Monday, April 2, 2007

Cries & Whispers

The red interior of UN Studio’s theatre reminds me of Ingmar Bergman’s masterpiece Cries & Whispers. I have to say I finally became a “Bergmania” after seeing this movie. Like Persona, this is also a film about women, both visually and psychologically stunning. The plot is simple: three isolated sisters get together in the manor where they grow up to take care of Agnes who suffers from womb cancer. Before the death of Agnes, neither Karin or Maria can bring her comfort. The only person who keeps Agnes company is her faithful maid Anna.

As we know, Bergman is obsessed with black-and-white picture. While in Cries & Whispers, the unique color scheme has a symbolic meaning. There are three colors: red, white and black. Red is the color of the manor’s interior which serves as a strong visual background throughout the film.

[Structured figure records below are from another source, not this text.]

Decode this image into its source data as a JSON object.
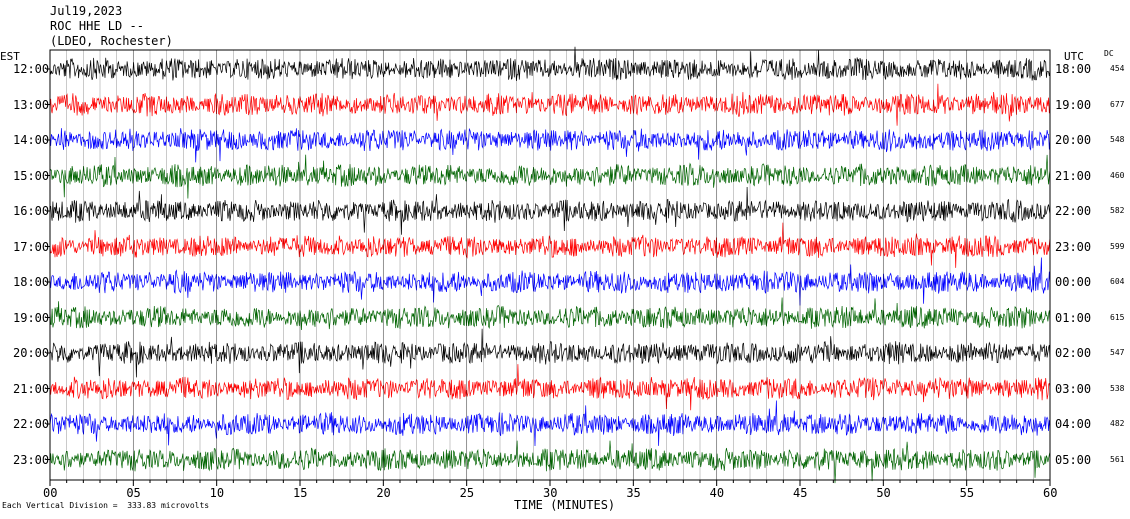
{
  "header": {
    "date": "Jul19,2023",
    "station": "ROC HHE LD --",
    "network": "(LDEO, Rochester)"
  },
  "left_axis_title": "EST",
  "right_axis_title": "UTC",
  "dc_title": "DC",
  "footer": "Each Vertical Division =  333.83 microvolts",
  "colors": {
    "trace_cycle": [
      "#000000",
      "#ff0000",
      "#0000ff",
      "#006400"
    ],
    "grid": "#000000",
    "event": "#a00000"
  },
  "chart_data": {
    "type": "line",
    "subtype": "seismogram-helicorder",
    "xlabel": "TIME (MINUTES)",
    "xlim": [
      0,
      60
    ],
    "xticks": [
      "00",
      "05",
      "10",
      "15",
      "20",
      "25",
      "30",
      "35",
      "40",
      "45",
      "50",
      "55",
      "60"
    ],
    "rows": [
      {
        "est": "12:00",
        "utc": "18:00",
        "dc": "454"
      },
      {
        "est": "13:00",
        "utc": "19:00",
        "dc": "677"
      },
      {
        "est": "14:00",
        "utc": "20:00",
        "dc": "548"
      },
      {
        "est": "15:00",
        "utc": "21:00",
        "dc": "460"
      },
      {
        "est": "16:00",
        "utc": "22:00",
        "dc": "582"
      },
      {
        "est": "17:00",
        "utc": "23:00",
        "dc": "599"
      },
      {
        "est": "18:00",
        "utc": "00:00",
        "dc": "604"
      },
      {
        "est": "19:00",
        "utc": "01:00",
        "dc": "615"
      },
      {
        "est": "20:00",
        "utc": "02:00",
        "dc": "547"
      },
      {
        "est": "21:00",
        "utc": "03:00",
        "dc": "538"
      },
      {
        "est": "22:00",
        "utc": "04:00",
        "dc": "482"
      },
      {
        "est": "23:00",
        "utc": "05:00",
        "dc": "561"
      }
    ],
    "grid": true
  }
}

As explained by Bergman, red is perceived as the color of soul. Red is also the color of desire (Maria wearing a red pajama flirting with David, the family doctor one night) and blood (Karin’s self mutilation). White is the dominant color of women’s pajamas and dresses, associated with purity, virginity, the fleeting and empty. Black is the color of death, religion, starkness and sophistication.

Implied by the title, cries and whispers make up the theme of the film. The early part of the film portrays an overwhelming agony suffered by Agnes, perhaps the most painful scene on disease I’ve ever seen. As the story unfolds, we experience a subjective flashback of Maria, and later Karin, only to get a deeper understanding of their inner world. We are shocked at each person’s distorted psyche and crying pain, since such mental pain is no less than Agnes’ physical pain. Later on, a flashback from Anna reveals the resurrection of Agnes which brings the torturing dimension to its climax. It is hard to tell the trueness of these flashbacks: they could be part of the unconsciousness, dream or illusion, and ultimately does not matter.

Cries are occasionally interrupted and dissolved by tender whispers as an attempt to bridge the gap of misunderstanding and isolation. The scene of Karin and Maria’s temporary intimate whispers and touches exhibits a similar quality seen in Persona. However, Bergman doesn’t try to satisfy us with a happy ending – it seems Karin and Maria are back to their previous conditions. What Bergman presents to us are those perfect moments, as revealed at the very end the film through Anna’s reading of Agnes’ diary, a diary that records the three sisters taking a walk together on a beautiful autumn day -

All my aches and pains were gone. The people I am most fond of in all the world were with me. I could hear their chatting around me. I could feel the presence of their bodies, the warmth of their hands. I want to hold the moments fast and thought: Come what way, this is happiness. I cannot wish for anything better. Now, for a few minutes…I can experience perfection.

Another women-themed movie I really want to watch is called 3 Women (also from Criterion Collection). It is considered having a kinship with Persona. It would be interesting to compare them together.